Time to jump in – These questions feel rhetorical but I’ll take a stab at answering them anyway. If you look at a brief history of audit committees, you’ll see that the idea goes back nearly as far as the Securities and Exchange Acts of ’33 and ’34, first being endorsed by the NYSE in 1939. The SEC first made the recommendation that public companies compose their audit committees of independent directors in 1972. That was followed by the NYSE’s requirement for audit committee members to be independent in 1977. What does all this mean? Basically, it appears that it’s okay that management selects and pays audit committee members because it’s always been done that way. Similarly, it’s okay to pay them in stock because companies have always issued shares to directors, regardless of their respective committees. As far as who “hires” the auditors, our source has a better frame of reference than I but this probably varies from company to company. While many companies have audit committees that have no problem throwing their weight around, there are others whose members probably couldn’t find cash on a balance sheet.

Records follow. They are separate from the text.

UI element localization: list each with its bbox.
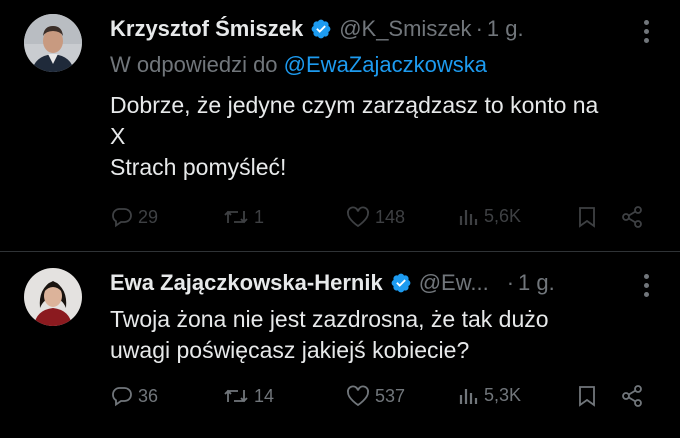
tweet-text: Dobrze, że jedyne czym zarządzasz to kon… [110,90,598,183]
tweet-1[interactable]: Krzysztof Śmiszek @K_Smiszek · 1 g. W od… [0,0,680,250]
timestamp[interactable]: 1 g. [518,270,555,296]
heart-icon [347,385,369,407]
tweet-actions: 36 14 537 5,3K [110,384,650,414]
author-name[interactable]: Ewa Zajączkowska-Hernik [110,270,383,296]
share-icon [622,385,642,407]
separator-dot: · [475,16,483,41]
views-button[interactable]: 5,3K [458,384,521,406]
reply-count: 29 [138,206,159,227]
more-icon[interactable] [644,274,652,298]
tweet-text-line: Twoja żona nie jest zazdrosna, że tak du… [110,306,549,332]
author-avatar[interactable] [24,268,82,326]
repost-button[interactable]: 1 [222,205,264,229]
repost-icon [224,389,248,403]
reply-prefix: W odpowiedzi do [110,52,278,77]
views-icon [459,210,478,225]
share-button[interactable] [620,205,644,229]
reply-button[interactable]: 36 [110,384,158,408]
bookmark-button[interactable] [576,384,598,408]
bookmark-icon [579,207,595,228]
author-handle[interactable]: @K_Smiszek [339,16,471,42]
heart-icon [347,206,369,228]
like-button[interactable]: 148 [345,205,405,229]
tweet-actions: 29 1 148 5,6K [110,205,650,235]
views-count: 5,6K [484,205,522,226]
like-button[interactable]: 537 [345,384,405,408]
verified-badge-icon [310,18,332,40]
repost-count: 1 [254,206,265,227]
views-count: 5,3K [484,384,522,405]
tweet-text-line: Strach pomyśleć! [110,154,287,180]
verified-badge-icon [390,272,412,294]
share-button[interactable] [620,384,644,408]
reply-context: W odpowiedzi do @EwaZajaczkowska [110,52,487,78]
tweet-text: Twoja żona nie jest zazdrosna, że tak du… [110,304,549,366]
tweet-text-line: Dobrze, że jedyne czym zarządzasz to kon… [110,92,599,118]
like-count: 148 [375,206,406,227]
tweet-header: Ewa Zajączkowska-Hernik @Ew... · 1 g. [110,268,555,298]
reply-icon [112,208,132,228]
tweet-text-line: uwagi poświęcasz jakiejś kobiecie? [110,337,470,363]
like-count: 537 [375,385,406,406]
separator-dot: · [506,270,515,295]
tweet-header: Krzysztof Śmiszek @K_Smiszek · 1 g. [110,14,524,44]
reply-mention-link[interactable]: @EwaZajaczkowska [284,52,487,77]
bookmark-button[interactable] [576,205,598,229]
timestamp[interactable]: 1 g. [487,16,524,42]
reply-button[interactable]: 29 [110,205,158,229]
views-button[interactable]: 5,6K [458,205,521,227]
tweet-text-line: X [110,123,126,149]
author-avatar[interactable] [24,14,82,72]
more-icon[interactable] [644,20,652,44]
tweet-2[interactable]: Ewa Zajączkowska-Hernik @Ew... · 1 g. Tw… [0,252,680,438]
bookmark-icon [579,386,595,407]
repost-icon [224,210,248,224]
author-handle[interactable]: @Ew... [419,270,489,296]
reply-icon [112,387,132,407]
repost-button[interactable]: 14 [222,384,274,408]
repost-count: 14 [254,385,275,406]
reply-count: 36 [138,385,159,406]
views-icon [459,389,478,404]
author-name[interactable]: Krzysztof Śmiszek [110,16,303,42]
share-icon [622,206,642,228]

Anyway, our source has some ideas:

If the regulators want to create a TRUE independent structure, why not create an Audit Committee Oversight Board (or the ACOB), and pay these members in shares of a Mutual Fund that’s tied to the overall performance of the stock market? Audit Committee members should be overseen by the SEC – perhaps indirectly by this ACOB. Now – this would empower the Committees, empower the auditors even further, and empower the shareholders of Companies with the knowledge that the Audit Committees were truly independent of management. This would be a stunning show of real governance in corporate America. Wouldn’t this be a true step toward preventing further financial crashes in America? What do you and your readers think?

I like the progressive ideas presented but if there’s one thing I’ve learned from the massive amount of media I’ve consumed in the last 2+ years, it’s this – the ideal regulation and what it politically feasible are often miles apart and in the process of reconciling those differences, the final product is not at all what was intended. The SEC (who hasn’t exactly been on top of their game the last few years) is already fighting for every nickel and no amount of litigation releases will get representatives like Darrell Issa to back down from cutting their budget. Thus, a regulatory agency with shaky credibility has an uphill battle.

So would an Audit Committee Oversight Board, compensation changes and other reforms to the process be a “true step toward preventing further financial crashes”? Maybe. But as long as “fiscal responsibility” continues to be a political talking point, the SEC won’t have the ability to suggest reforms until we have another crisis and chances are, they’ll be the scapegoats…again.